# Blue Diamond Growth Measurement



## balluupnetme (Oct 23, 2006)

received him in Dec 2010 @ 4"

after 5 months May 2011 he's 5"

I managed to take a quick video you can hear the chompers !


----------



## serrasalmus_ve (Feb 12, 2008)

Nice fish


----------



## roidrage03 (Aug 15, 2010)

where did you get this guy? AS or AE if i may ask. hah.


----------



## balluupnetme (Oct 23, 2006)

roidrage03 said:


> Nice fish


thanks, but I have him up for sale


----------



## Sylar_92 (Dec 15, 2010)

Nice fish looks like the one I have, mines about 4.5 ". Is that a custom net or did you buy it? If you bought it what brand is that?


----------



## balluupnetme (Oct 23, 2006)

Sylar_92 said:


> Nice fish looks like the one I have, mines about 4.5 ". Is that a custom net or did you buy it? If you bought it what brand is that?

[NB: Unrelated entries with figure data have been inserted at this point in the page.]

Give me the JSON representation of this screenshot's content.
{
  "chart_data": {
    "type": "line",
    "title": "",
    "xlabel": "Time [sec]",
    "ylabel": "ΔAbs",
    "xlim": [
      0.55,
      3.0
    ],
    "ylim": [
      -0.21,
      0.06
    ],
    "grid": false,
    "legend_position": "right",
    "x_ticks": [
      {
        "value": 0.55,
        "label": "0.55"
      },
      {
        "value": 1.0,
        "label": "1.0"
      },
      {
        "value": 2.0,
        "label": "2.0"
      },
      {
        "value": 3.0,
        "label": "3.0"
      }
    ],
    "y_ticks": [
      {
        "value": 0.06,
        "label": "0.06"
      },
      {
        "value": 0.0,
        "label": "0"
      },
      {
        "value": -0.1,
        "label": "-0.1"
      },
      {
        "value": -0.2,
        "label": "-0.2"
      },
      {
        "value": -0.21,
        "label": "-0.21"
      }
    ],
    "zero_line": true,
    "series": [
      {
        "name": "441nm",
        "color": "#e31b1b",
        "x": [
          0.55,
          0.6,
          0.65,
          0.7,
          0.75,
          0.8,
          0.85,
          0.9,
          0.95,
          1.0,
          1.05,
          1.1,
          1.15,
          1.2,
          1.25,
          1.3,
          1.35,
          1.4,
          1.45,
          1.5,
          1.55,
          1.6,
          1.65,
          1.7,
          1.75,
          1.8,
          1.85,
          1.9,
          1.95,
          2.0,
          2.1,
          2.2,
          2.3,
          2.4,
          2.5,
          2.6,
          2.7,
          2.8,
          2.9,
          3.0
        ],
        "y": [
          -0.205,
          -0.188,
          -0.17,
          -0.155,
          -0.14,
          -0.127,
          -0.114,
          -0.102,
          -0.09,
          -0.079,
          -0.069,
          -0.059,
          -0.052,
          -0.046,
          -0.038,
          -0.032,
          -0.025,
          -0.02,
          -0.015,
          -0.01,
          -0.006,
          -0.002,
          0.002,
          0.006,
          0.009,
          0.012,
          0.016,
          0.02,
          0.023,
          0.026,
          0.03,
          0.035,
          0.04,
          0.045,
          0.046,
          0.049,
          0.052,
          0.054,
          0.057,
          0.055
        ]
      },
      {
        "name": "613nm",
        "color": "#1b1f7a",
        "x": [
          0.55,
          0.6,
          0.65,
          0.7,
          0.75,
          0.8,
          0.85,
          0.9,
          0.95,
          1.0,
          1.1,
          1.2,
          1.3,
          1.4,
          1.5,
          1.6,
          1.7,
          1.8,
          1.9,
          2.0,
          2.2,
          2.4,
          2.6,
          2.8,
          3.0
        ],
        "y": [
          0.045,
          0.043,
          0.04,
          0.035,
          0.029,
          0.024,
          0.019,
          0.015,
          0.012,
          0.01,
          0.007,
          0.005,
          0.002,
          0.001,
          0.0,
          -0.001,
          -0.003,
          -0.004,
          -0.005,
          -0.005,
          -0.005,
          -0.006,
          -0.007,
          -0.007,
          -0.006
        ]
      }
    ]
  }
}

thanks, I bought the net from petco


----------



## Smoke (Sep 8, 2010)

Looks nice, starting to darken up


----------



## balluupnetme (Oct 23, 2006)

Smoke said:


> Looks nice, starting to darken up


Thanks, it looks lighter in the tank I think because of the light colored sand


----------



## Piranha-Freak101 (Dec 8, 2010)

Very nice rhom


----------



## balluupnetme (Oct 23, 2006)

thanks


----------



## phensway (Apr 7, 2003)

Thats pretty good growth for a serra in 5 months


----------



## balluupnetme (Oct 23, 2006)

yea...even though I fed it everyday, thanks


----------



## salvo85 (Jul 25, 2010)

amazing blu diamond rhom








congrats


----------